– Оне не могут, а я могу. Могу! – И кулачком, кулачком по стене – за стеной корпел штат всероссийского розыска, всего-навсего шестнадцать душ: копиисты, протоколисты, регистраторы, архивариусы.
На столе – сукно алое, синего фарфора чернильница, канделябр серебряный – белел на столе лист, исписанный крупно, а заголовок и вовсе вершковыми буквами: «Вашего императорского величества к подножию всенижайший и последнейший раб с искренним благоговением и подобострастием полагаю доношение».
Степан Иваныч проворно убрал бумагу.
– Каждый, кто служит в Тайной, – строго сказал г-н Шешковский, – обязуется держать в секрете, что видит, что слышит, что знает.
– Понимаю. А между тем вот это… Вот это напечатают.
– Чего? – он коротко, сухонько рассмеялся, как горох из кулька. – Никто не дозволит.
– Время дозволит!
Он опять рассмеялся, слезинку смахнул.
– Пущай, коли делать нечего.
– Но, согласитесь, шпионством и не пахнете – сказал я, сознавая бессилие апелляции к историческому возмездию.
– А богохульством? – Он мелко перекрестился. – А поношением государыни? – Он еще раз перекрестился. Объяснил назидательно: – Поношение иностранных государей есть неосторожность, не относящаяся к деяниям вредным и важным, посему подлежащее разбору в губернии. А тут?! – Г-н Шешковский трижды брякнул бронзовой дужкой потайного ящика. – Тут, судырь, всемилостивейшей государыни нашей, дщери Петра Великого, отца отечества! – И г-н Шешковский перст воздел.
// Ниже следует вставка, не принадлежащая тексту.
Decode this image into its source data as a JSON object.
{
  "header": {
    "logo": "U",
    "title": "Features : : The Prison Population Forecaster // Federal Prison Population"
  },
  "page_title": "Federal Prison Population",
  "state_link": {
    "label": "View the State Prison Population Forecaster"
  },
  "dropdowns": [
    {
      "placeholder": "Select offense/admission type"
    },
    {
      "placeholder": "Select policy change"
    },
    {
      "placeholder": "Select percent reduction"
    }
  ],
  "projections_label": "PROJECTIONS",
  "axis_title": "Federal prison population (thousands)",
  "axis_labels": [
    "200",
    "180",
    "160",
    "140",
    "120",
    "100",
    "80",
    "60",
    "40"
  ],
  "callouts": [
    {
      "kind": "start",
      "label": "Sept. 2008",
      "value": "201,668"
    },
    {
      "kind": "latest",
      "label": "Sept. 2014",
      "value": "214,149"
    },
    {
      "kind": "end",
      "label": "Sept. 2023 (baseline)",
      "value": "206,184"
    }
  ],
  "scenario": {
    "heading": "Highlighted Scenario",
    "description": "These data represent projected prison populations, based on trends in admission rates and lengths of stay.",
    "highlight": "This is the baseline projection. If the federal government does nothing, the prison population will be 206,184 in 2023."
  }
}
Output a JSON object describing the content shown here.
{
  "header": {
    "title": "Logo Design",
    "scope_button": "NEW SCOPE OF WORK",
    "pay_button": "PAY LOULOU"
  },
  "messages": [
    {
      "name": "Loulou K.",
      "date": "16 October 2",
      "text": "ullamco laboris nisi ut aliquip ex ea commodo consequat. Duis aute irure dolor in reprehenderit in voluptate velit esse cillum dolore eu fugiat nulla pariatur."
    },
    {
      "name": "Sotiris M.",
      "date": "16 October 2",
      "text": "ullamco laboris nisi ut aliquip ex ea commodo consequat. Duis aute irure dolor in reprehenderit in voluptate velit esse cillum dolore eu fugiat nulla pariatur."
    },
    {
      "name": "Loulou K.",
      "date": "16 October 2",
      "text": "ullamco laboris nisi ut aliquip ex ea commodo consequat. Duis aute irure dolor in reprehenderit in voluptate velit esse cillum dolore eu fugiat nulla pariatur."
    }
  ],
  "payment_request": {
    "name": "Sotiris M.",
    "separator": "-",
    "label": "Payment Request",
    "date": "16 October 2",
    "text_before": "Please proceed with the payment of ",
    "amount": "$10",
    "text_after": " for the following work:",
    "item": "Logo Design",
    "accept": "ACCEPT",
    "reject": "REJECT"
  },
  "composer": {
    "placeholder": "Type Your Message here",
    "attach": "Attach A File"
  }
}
Будто повинуясь его жесту, там, на дворе, высоко ударили куранты. «Осанна державе», – изрек секретарь розыскной канцелярии. Экая сволочь, подумалось мне, ведь совсем иные звоны слышит.
– А на Москве благолепнее, – сказал я, как бы заходя с тыла.
– Да-а-а… – Он покивал. – Бывалоче, ко всенощной в Ризположенскую.